Choosing A School Board Representative
Have you heard? There’s a school board election coming up next month—time to start paying attention. Four of seven seats on the Denver school board are contested, offering the potential for an entirely new direction, depending on the outcome of the election. For a PDF with individual candidate information, please click here: Stapleton and Park Hill (District 3), Lowry, Mayfair and Montclair (District 4) and At Large Candidates (all voters).
In recent years, Denver Public Schools (DPS) has experienced remarkable consensus and stability, its seven-member board often voting unanimously and the same superintendent, Tom Boasberg, at the helm since January 2009. Strategically guided by the Denver Plan 2020, the board and Boasberg have steered DPS through a period of notable growth and achievement, including increased enrollment, record gains on state tests, near doubling of graduation rates and narrowing of achievement gaps. The current board and DPS leadership adhere to a model of school reform that promotes school-level autonomy through increased charter and innovation schools and a districtwide system of choice.
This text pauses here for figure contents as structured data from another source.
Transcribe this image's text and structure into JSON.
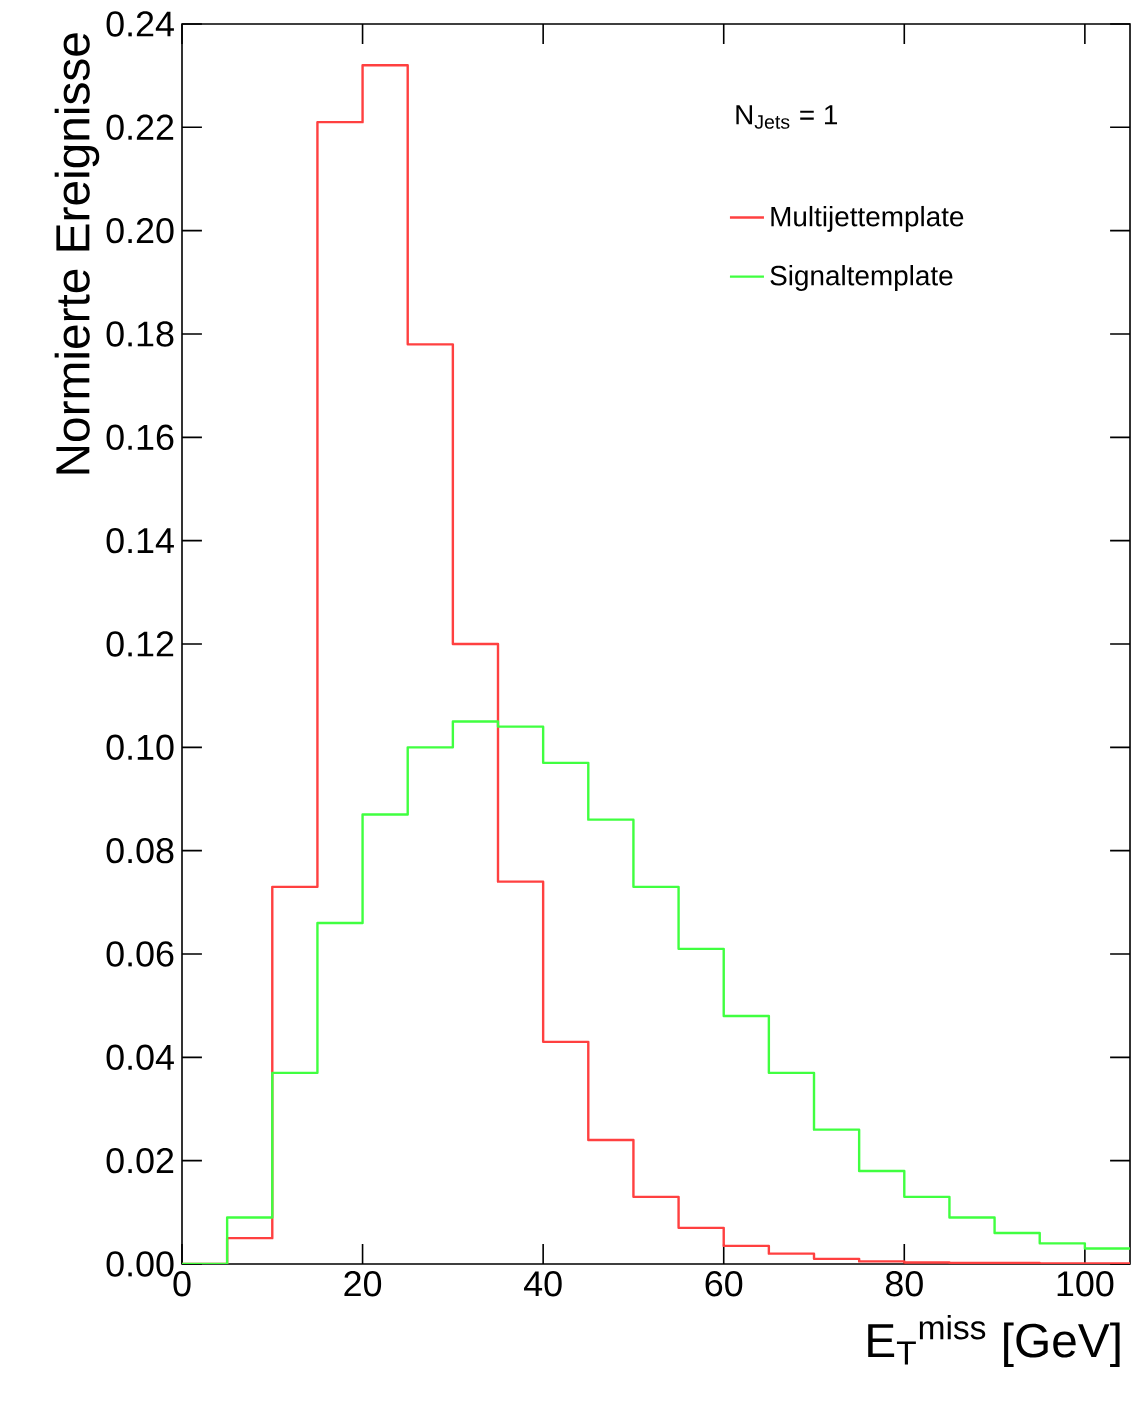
{
  "chart_data": {
    "type": "histogram",
    "xlabel": "E$_{T}$$^{miss}$ [GeV]",
    "ylabel": "Normierte Ereignisse",
    "annotations": [
      "N$_{Jets}$ = 1"
    ],
    "bins": [
      0,
      5,
      10,
      15,
      20,
      25,
      30,
      35,
      40,
      45,
      50,
      55,
      60,
      65,
      70,
      75,
      80,
      85,
      90,
      95,
      100,
      105
    ],
    "series": [
      {
        "name": "Multijettemplate",
        "color": "#ff4040",
        "values": [
          0,
          0.005,
          0.073,
          0.221,
          0.232,
          0.178,
          0.12,
          0.074,
          0.043,
          0.024,
          0.013,
          0.007,
          0.0035,
          0.002,
          0.001,
          0.0005,
          0.0003,
          0.0002,
          0.0002,
          0.0001,
          0.0001
        ]
      },
      {
        "name": "Signaltemplate",
        "color": "#40ff40",
        "values": [
          0,
          0.009,
          0.037,
          0.066,
          0.087,
          0.1,
          0.105,
          0.104,
          0.097,
          0.086,
          0.073,
          0.061,
          0.048,
          0.037,
          0.026,
          0.018,
          0.013,
          0.009,
          0.006,
          0.004,
          0.003
        ]
      }
    ],
    "xlim": [
      0,
      105
    ],
    "ylim": [
      0,
      0.24
    ],
    "xticks": [
      0,
      20,
      40,
      60,
      80,
      100
    ],
    "yticks": [
      {
        "value": 0,
        "label": "0.00"
      },
      {
        "value": 0.02,
        "label": "0.02"
      },
      {
        "value": 0.04,
        "label": "0.04"
      },
      {
        "value": 0.06,
        "label": "0.06"
      },
      {
        "value": 0.08,
        "label": "0.08"
      },
      {
        "value": 0.1,
        "label": "0.10"
      },
      {
        "value": 0.12,
        "label": "0.12"
      },
      {
        "value": 0.14,
        "label": "0.14"
      },
      {
        "value": 0.16,
        "label": "0.16"
      },
      {
        "value": 0.18,
        "label": "0.18"
      },
      {
        "value": 0.2,
        "label": "0.20"
      },
      {
        "value": 0.22,
        "label": "0.22"
      },
      {
        "value": 0.24,
        "label": "0.24"
      }
    ],
    "grid": false,
    "legend": "top right",
    "marker": "none",
    "line_style": "solid"
  }
}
Nationally, Denver has been hailed as a model of urban school reform. The Brookings Institution named Denver the best large district in the country for education choice and competition in 2016 and 2017, and it has received accolades from other important national organizations, like the National Council on Teacher Quality and Educational Resource Strategies.
Criticisms of DPS
But critics say that not all is as rosy in DPS as the national acclaim makes it sound. The achievement gap may be narrowing, but it persists, with low-income students and students of color lagging behind their peers. The graduation rate of 67 percent in 2016 still trails the state’s rate of 79 percent. Traditional neighborhood schools that were deemed to be failing have been closed, leaving families scrambling to find a school for their child and transportation to go with it, especially burdensome for poor families. And the vast increase in charter schools, whose teachers are non-union, faces vehement opposition from the teachers’ union.
Issues Facing DPS
Ironically, one problem the district faces is Denver’s growing economy. Former DPS board chair Mary Seawell, who now oversees educational efforts at the Gates Family Foundation, says it brings the new challenge of gentrification “and pushing out a lot of our families in poverty. We want to make sure the gains are not because our kids that need the most support are being driven from the system.” Seawell suggests a future challenge for the board may be for it to set the course for serving students “not just in the boundaries of the district but more holistically in the metro area.”
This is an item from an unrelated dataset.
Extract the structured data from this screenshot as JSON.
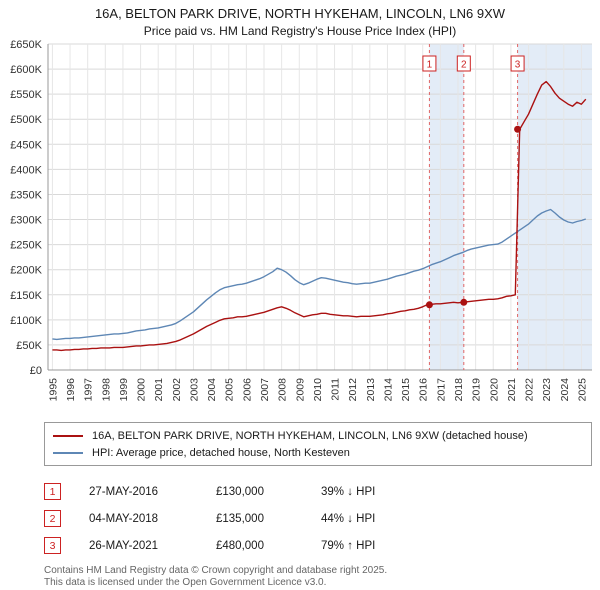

Seawell acknowledges the current differences of opinion on whether DPS has too many charter schools and that there have been calls for a moratorium on approving new charter schools. Based on her knowledge as a former board member, she points out that a quality charter whose application is denied can appeal to the State Board of Education. “If you [deny] enough times, the district loses its ability to authorize at all, and you have a quasi-governmental organization called Charter School Institute (CSI) take over,” she said. “DPS would no longer have any control over it.” Seawell suggests that keeping local control over charters is important, especially for maintaining the district’s equity goals for charters—which are the same goals they have for traditional schools.
Board Member Roles
Many of Denver’s school board responsibilities are outlined in state law, according to Seawell. These include overseeing complicated finances, hiring and firing the superintendent, and supervising the superintendent. Representatives also act as a conduit between the community and school administration.
But, where Denver is nationally recognized is in its approach to governance, says Seawell. The Denver school board sets direction and ensures that the superintendent is aligned with that strategic vision. This occurs through the regularly updated Denver Plan 2020, where the board and superintendent outline goals like great neighborhood schools, college and career readiness and closing the opportunity gap.
Seawell also points out that board members do not manage the district’s employees—that is the role of the superintendent.
Equity as a DPS Value
Seawell points out that DPS was one of the first districts in the country to put out a statement of how they were going to protect families from immigration enforcement. “We may disagree on the mechanics of the district,” says Seawell, but not the way DPS has established equity as a fundamental value. “That starts with the school board, goes through the superintendent and works itself all the way down to the classroom.”
Choosing a Candidate
When selecting a school board representative, Seawell, reminds voters of the importance of choosing “someone you know will call you back and be in contact and hear your needs.” She also urges voters to consider “the larger good of our city and our district,” where 68 percent of the students receive subsidized lunch.
The Front Porch submitted eight questions on current DPS issues and practices to all the candidates our readers will vote on. Responses from the candidates for districts 3 and 4, who represent all the neighborhoods in the Front Porch distribution area, as well as the at-large candidates that represent the entire city are in the link at the beginning of this article.